Covid-19, here is the (small) fleet of antivirals: what they are and how they work The distribution of molnupiravir in Italy has just started, the first oral antiviral against coronavirus, which is added to remdesivir. Here's how the antiviral front is changing, not without perplexity. How effective are they? Turning to the results obtained with antivirals, each molecule makes its own story. We had already talked about remdesivir in the past. The data on efficacy in hospitalized patients are contradictory, and in any case not too encouraging, so much so that WHO has continued to express a negative opinion on its use. More recently, a study published in the New England Journal of Medicine evaluated the efficacy of the drug in case of early administration in non-hospitalized patients at increased risk of disease progression. The results speak of 0.7% of patients hospitalized after taking remdesivir versus 5.3% in the control group that received placebo, for a relative risk reduction of 87%.

As for molnupiravir, the data are far more disappointing. It was initially announced that it was approximately 50% effective in avoiding hospitalizations and deaths. But the definitive results of the main trial, which arrived in December, significantly reduced the provisional estimates, concluding that the effectiveness of molnupiravir does not reach 30%. Out of about 700 patients, 48 ​​hospitalizations with the drug were recorded, and one death was recorded, for placebo just 68 hospitalizations and 9 deaths. Aifa also took note of the bad performance of molnupiravir, so much so that the rumors of recent days would indicate that the therapeutic plan for the prescription by family doctors for this drug will probably not even be presented, and it will progressively be abandoned. use in the next few months.

The most brilliant results are those of the latest addition: the paxlovid.
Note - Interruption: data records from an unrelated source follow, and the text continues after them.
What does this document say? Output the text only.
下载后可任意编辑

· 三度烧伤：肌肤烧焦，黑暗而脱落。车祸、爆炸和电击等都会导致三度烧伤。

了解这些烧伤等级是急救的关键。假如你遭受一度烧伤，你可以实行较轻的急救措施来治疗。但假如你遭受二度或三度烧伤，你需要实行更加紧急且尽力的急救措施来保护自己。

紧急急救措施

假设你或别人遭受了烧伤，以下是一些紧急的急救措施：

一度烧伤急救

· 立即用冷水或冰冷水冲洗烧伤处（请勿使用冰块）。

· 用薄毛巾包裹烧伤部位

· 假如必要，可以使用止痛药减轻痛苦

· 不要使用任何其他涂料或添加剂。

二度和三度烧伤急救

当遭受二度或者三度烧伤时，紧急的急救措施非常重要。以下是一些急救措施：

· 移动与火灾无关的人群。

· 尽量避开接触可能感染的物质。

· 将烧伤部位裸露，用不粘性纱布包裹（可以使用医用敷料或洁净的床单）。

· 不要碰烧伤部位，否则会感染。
The data from the trial carried out by the manufacturer have been published in recent days, and concern over two thousand patients randomized to receive the drug (or rather, the combination of two molecules, nirmatrelvir and ritonavir, which makes up the therapy) or a placebo. At the end of the trial, 8 out of 1,039 patients were hospitalized or died in the treatment group, while 66 out of 1046 in the control group. The absolute risk of hospitalization or death for paxlovid was 0.7%, while for placebo we are talking about 6.3%, for a relative risk reduction of 87.8%.

Does China's “zero Covid” strategy still make sense? While most of the world tries to live with the virus, the country continues to pursue a zero tolerance policy undaunted, with increasingly heavy consequences on the population. Costs and effectiveness The only oral antiviral that demonstrates a certain effectiveness, we have seen it, is the paxlovid. And it is probably this drug that is destined to see its use significantly increase in the coming months with the changes in prescription and distribution of the drug announced by AIFA. At the moment, Italy seems to have optioned about 600,000 treatments, which should arrive in stages over the next few months. We bought around 50,000 for molnupiravir, and it seems plausible that we won't be buying many more in the near future. The cost is 610 per cycle, for a total cost of around 30 million euros.
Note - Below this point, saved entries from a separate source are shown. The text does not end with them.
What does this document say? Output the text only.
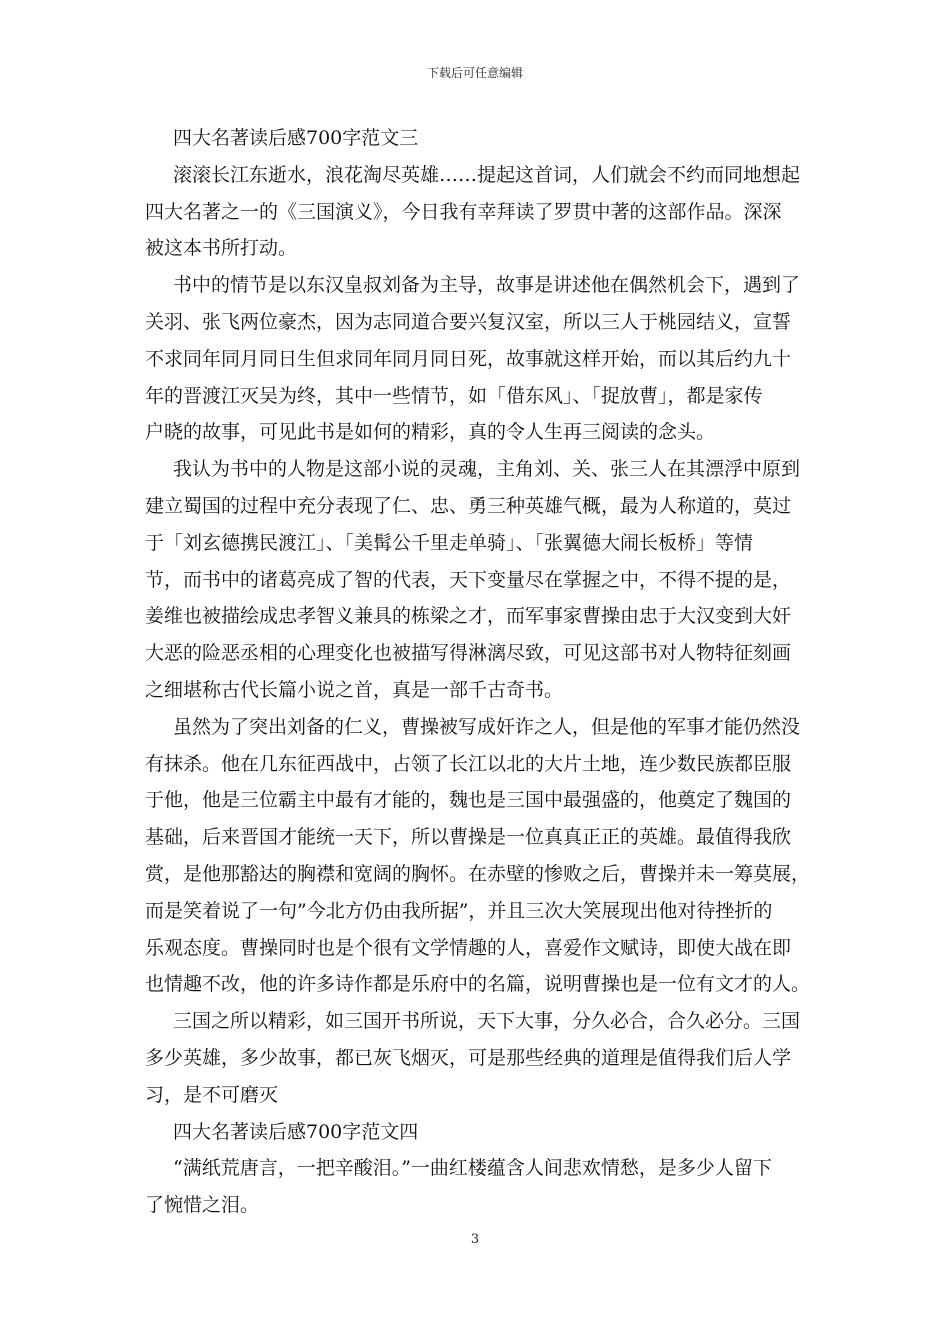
下载后可任意编辑
四大名著读后感700字范文三
滚滚长江东逝水，浪花淘尽英雄……提起这首词，人们就会不约而同地想起
四大名著之一的《三国演义》，今日我有幸拜读了罗贯中著的这部作品。深深
被这本书所打动。
书中的情节是以东汉皇叔刘备为主导，故事是讲述他在偶然机会下，遇到了
关羽、张飞两位豪杰，因为志同道合要兴复汉室，所以三人于桃园结义，宣誓
不求同年同月同日生但求同年同月同日死，故事就这样开始，而以其后约九十
年的晋渡江灭吴为终，其中一些情节，如「借东风」、「捉放曹」，都是家传
户晓的故事，可见此书是如何的精彩，真的令人生再三阅读的念头。
我认为书中的人物是这部小说的灵魂，主角刘、关、张三人在其漂浮中原到
建立蜀国的过程中充分表现了仁、忠、勇三种英雄气概，最为人称道的，莫过
于「刘玄德携民渡江」、「美髯公千里走单骑」、「张翼德大闹长板桥」等情
节，而书中的诸葛亮成了智的代表，天下变量尽在掌握之中，不得不提的是，
姜维也被描绘成忠孝智义兼具的栋梁之才，而军事家曹操由忠于大汉变到大奸
大恶的险恶丞相的心理变化也被描写得淋漓尽致，可见这部书对人物特征刻画
之细堪称古代长篇小说之首，真是一部千古奇书。
虽然为了突出刘备的仁义，曹操被写成奸诈之人，但是他的军事才能仍然没
有抹杀。他在几东征西战中，占领了长江以北的大片土地，连少数民族都臣服
于他，他是三位霸主中最有才能的，魏也是三国中最强盛的，他奠定了魏国的
基础，后来晋国才能统一天下，所以曹操是一位真真正正的英雄。最值得我欣
赏，是他那豁达的胸襟和宽阔的胸怀。在赤壁的惨败之后，曹操并未一筹莫展，
而是笑着说了一句”今北方仍由我所据”，并且三次大笑展现出他对待挫折的
乐观态度。曹操同时也是个很有文学情趣的人，喜爱作文赋诗，即使大战在即
也情趣不改，他的许多诗作都是乐府中的名篇，说明曹操也是一位有文才的人。
三国之所以精彩，如三国开书所说，天下大事，分久必合，合久必分。三国
多少英雄，多少故事，都已灰飞烟灭，可是那些经典的道理是值得我们后人学
习，是不可磨灭
四大名著读后感700字范文四
“满纸荒唐言，一把辛酸泪。”一曲红楼蕴含人间悲欢情愁，是多少人留下
了惋惜之泪。
3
Paxlovid has a similar cost, even if Pfizer, the manufacturing company, has prevented the disclosure of the details of the agreement reached with the commissioner of General Figliuolo. In the Corriere della Sera, Milena Gabanelli estimated € 666 per cycle of therapy, a figure that would bring the total investment for 2022 to approximately 400 million. A lot of money, which we hope will help to further reduce the weight of this pandemic in the coming months . Provided, of course, our health system is finally able to offer these drugs to all patients who need them.